Well, I had to stay up almost to midnight but I finished it! The problem is, I enjoy these books so much that I keep putting them off as a special treat for the weekend. And then I have so much to do on weekends that I finish them late. Anyway, I’m starting Rainbow Valley TOMORROW! It makes me happy, why not read it right away?
This is the last book Montgomery wrote before she died, so her most mature vision of the world. And it’s an interesting mix. I feel like she spent a lot of time looking back at early childhood in a way she had never seen it before, and really captured the illogic and fear and misery of childhood along with the poetry. She also got downright DARK in some places, that Peter Kirk funeral section is fierce. And she let Anne be flawed a few times, thank goodness, miss things with her children sometimes, offend Aunt Mary Maria, make a total hash of her attempt at matchmaking, and be petty and jealous and menopausal in the end. But truly, there’s no plot. It just covers the years from Rilla’s birth through to right before the start of Rainbow Valley, with an assortment of stories most of which could be about any family but were grafted on to Anne’s for the sake of getting the book published.
Now, discussion questions!
What do you think about the sudden arrival of Class as an issue? Is it because they are living in a larger town, or because Gilbert is a doctor, or because the modern world allows trains and telephones so towns aren’t as tight?
Reading all the books in a row, it really struck me with this one how suddenly class is a problem for the first time. In House of Dreams, they were friends with the only 4 people who lived in walking distance, an old sailor who ran away to sea as a child, a teenage bride turned impoverished farm woman, and a well-off single woman with a large farm. That was just a few years before this book. But now they live in the larger part of town, and suddenly Anne isn’t doing housework because that’s what Susan is for, and they are picky about who their children take as friends, and Anne is hosting the Ladies Aid which is CLEARLY made up of the proper nice people of the town and not the fisherfolk or any of the others. Part of the charm of the early books, to me, was how mixed together everyone was and how they all rubbed along somehow. And how hardworking life was, you pulled weeds and did laundry and all kinds of tough jobs. Now this reads like a middle-class family from almost any era and place.
Anyway, I’m gonna say it is both a sign of changing times within the books, and changing times within Montgomery herself. In the books, suddenly trains and telephones mean Anne and Gilbert can be part of the larger Island society, they are above and apart from the hardworking locals around them. And at the same time, Montgomery herself is no longer idealizing her childhood in a tiny farming community but instead dreaming of an easier life she might have had as a wife and mother, with a wealthy doting husband and a hired girl who magically does everything for her.
What did you think of the split between Susan as the practical caregiver and Anne as the wise one feel odd to you?
First, of course, all those children saying “oh, mother, you are the BEST!” was very “anne is perfect” kind of irritating. But on the other hand, was she the best?

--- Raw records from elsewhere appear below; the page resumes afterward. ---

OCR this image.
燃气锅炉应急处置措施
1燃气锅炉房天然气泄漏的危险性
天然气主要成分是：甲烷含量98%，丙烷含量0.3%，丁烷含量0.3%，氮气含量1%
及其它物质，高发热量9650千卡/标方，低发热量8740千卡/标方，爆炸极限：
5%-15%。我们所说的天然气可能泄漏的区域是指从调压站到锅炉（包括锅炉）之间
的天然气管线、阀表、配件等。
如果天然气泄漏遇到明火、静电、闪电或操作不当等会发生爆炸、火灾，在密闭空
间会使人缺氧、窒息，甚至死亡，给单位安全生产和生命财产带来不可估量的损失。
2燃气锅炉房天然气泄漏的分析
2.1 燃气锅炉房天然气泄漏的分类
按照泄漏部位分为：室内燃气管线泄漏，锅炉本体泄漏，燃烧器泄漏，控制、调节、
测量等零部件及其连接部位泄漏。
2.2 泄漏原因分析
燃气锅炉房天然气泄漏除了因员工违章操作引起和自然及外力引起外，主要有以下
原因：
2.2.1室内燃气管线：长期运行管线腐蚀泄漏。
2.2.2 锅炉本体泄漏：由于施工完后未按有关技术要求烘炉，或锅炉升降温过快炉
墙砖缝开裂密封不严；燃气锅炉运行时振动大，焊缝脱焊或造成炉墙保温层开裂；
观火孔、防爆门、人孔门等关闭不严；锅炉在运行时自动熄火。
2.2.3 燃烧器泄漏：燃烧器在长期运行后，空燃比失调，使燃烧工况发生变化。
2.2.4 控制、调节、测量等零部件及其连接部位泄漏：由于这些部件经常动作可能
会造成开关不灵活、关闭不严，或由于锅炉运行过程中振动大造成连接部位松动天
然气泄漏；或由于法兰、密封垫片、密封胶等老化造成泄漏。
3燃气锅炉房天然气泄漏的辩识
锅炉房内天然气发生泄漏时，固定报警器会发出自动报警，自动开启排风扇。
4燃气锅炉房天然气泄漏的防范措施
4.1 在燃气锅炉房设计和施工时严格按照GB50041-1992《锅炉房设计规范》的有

Yes she could give them wise loving words blah blah blah, but Susan was the one who took care of them when they were sick, welcomed them safely home, worried about them when they were lost, remembered and made for them all their favorite foods, and so on and so forth. I’ll put it this way, I think those kids could have survived without Anne, I don’t think they could have survived without Susan. Like, what would they EAT?
Could you tell Di and Nan apart in their stories? Because I couldn’t.
I think Montgomery put in the twins because she wanted to fluff up the family, make it truly large. Plus, one of them has to be set aside to have a romance in Rainbow/Rilla. But I honestly can’t remember which one of them it is. They are just so similar!!!! Jem is a nice solid good boy, Walter is all dreamy and perfect, Rilla is a little spoiled and silly, and Shirley is the sane baby. But the twins? Montgomery can say as much as she wants about how one of them is this way and one of them is that way, but their stories could have been interchanged and I wouldn’t be able to tell.
There were three kinds of sections in this book, the Anne first person sections, the stories from the children, and the dialogue of village gossip. Which was your favorite?
100% the village gossip. That quilting bee scene is classic! And then the Peter Kirk story that ties into it. The kids’ stories were pretty well-done, some of them so well-done I had to skim (I haaaaaaaaaaaated spending the night away from home as a kid, and all the sections where they go to someone else’s house and it’s WEIRD and WRONG upset me). I don’t mind the Anne first person sections, because they are set up to show how she is thinking the wrong things, which is nice. But the book comes alive with the village gossip.
What WAS up with the Peter Kirk story?
I think before the section starts, Anne thinks to herself “this is not a story for children”. And it really isn’t. Yet it is dumped in the middle of this light book mostly about children and which is marketed to children. I have to read Montgomery’s last unpublished book still, I have a copy somewhere, it was so dark and strong that her publisher refused to release it. If it’s got stuff like the Peter Kirk scene, I can see why. Coercive control and abusive relationships and all the rest of it existed long before modern day started giving them names, and Montgomery really showed some ugliness in this section.
Okay, that’s all I’ve got! What did you think?